Use the laws of logarithms to solve:
\( \log_5 (x-2000)^3 = 6 \)
\( 3 \log_5 (x-2000) = 6 \)
\( \log_5 (x-2000) = 2 \)
\( x- 2000 = 5^2 = 25 \)
\(x=2025 \)
September 11, 2025 | Notes on recent quiz
If there are typos or mistakes, let me know so I can fix them here.
P1.
a) \( f(x) = \sqrt{(1-x)(x+3)} \rightarrow (1-x)(x+3) \geq 0 \)
Solve graphically or algebraically or on the number line with test points, to conclude that the domain is: \( [-3, 1] \)
b) \( g(x) = \sqrt{-x-2} \rightarrow -x-2 \geq 0 \). The domain is: \( (-\infty, -2] \)
c) The domain of \( h(x) = f(x) + g(x) \) is the intersection of the two domains above, which is \( [-3, -2] \).
d) Similar to the example in part a), we can form a function such as: \( f(x) = \sqrt{(1-x)(x-5)}\). Be sure to show some work. There are other examples that work, too.
September 9, 2025
Hi everyone. Below is an answer key to yesterday's homework. I typed it fast so please let me know if you find mistakes.
1. x = 1
2. x = 6
3. x = 2 +- sqrt(11)
4. x = 1/4 (-3 +- sqrt(73))
5. x < 3/5
6. x <= -23/4
7. 14 < x < 22
8. x <= -13 OR x >= -2
11. Quadrant IV
12. Quadrant III
13. Quadrant II
14. Quadrant I
15. Quadrants III or IV
16. Quadrants I or IV
17. Quadrant III
18. Quadrant III
19. Quadrants I or III
20. Quadrants II or IV
September 8, 2025
AP registration instructions at this [
link ].
If you think you'll be changing your schedule or dropping the class altogether, please hold off on joining the AP classroom.
For your course section, use join code: NW792Q
If you have any questions, contact Mr. Dan Monahan (AP Coordinator).
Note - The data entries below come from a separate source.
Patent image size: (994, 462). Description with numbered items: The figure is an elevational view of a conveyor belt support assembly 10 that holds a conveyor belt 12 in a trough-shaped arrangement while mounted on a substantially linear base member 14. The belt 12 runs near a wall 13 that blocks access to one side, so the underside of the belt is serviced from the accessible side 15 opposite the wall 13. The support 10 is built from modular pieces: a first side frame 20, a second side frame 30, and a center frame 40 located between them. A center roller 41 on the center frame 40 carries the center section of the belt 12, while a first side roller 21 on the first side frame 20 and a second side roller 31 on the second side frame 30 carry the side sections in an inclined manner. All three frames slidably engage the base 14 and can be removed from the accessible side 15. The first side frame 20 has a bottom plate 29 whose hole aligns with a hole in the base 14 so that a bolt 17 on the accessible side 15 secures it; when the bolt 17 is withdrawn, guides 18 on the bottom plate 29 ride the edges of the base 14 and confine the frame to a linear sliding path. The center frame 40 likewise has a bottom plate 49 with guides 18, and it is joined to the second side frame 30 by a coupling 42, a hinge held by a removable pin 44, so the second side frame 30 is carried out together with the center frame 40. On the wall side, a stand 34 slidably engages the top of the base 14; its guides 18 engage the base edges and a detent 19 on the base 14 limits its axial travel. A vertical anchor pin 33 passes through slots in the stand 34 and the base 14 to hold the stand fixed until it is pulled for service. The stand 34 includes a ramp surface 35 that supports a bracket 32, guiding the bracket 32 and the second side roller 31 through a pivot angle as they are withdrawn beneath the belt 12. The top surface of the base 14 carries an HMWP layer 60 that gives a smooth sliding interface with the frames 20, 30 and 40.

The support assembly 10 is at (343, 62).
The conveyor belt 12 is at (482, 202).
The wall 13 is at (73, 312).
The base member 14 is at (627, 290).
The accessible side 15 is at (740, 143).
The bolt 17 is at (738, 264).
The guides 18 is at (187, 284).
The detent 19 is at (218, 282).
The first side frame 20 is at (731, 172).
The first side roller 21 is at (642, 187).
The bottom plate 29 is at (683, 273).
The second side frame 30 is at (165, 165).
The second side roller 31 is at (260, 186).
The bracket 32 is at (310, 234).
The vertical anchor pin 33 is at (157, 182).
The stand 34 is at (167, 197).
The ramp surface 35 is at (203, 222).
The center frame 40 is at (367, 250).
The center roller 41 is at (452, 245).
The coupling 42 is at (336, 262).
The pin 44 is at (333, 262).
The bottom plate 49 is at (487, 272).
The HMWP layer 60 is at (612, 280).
September 1, 2025 | Introductory note.
Welcome to AP Calculus AB. In this area of the course page we will post important course-related information such as links to resources, announcements, reminders, commentary or feedback on assessments etc. All entries will be dated and the most recent one will be at the top of the page. As far as daily course information goes, the Assignments and Bulletin tabs are the most important.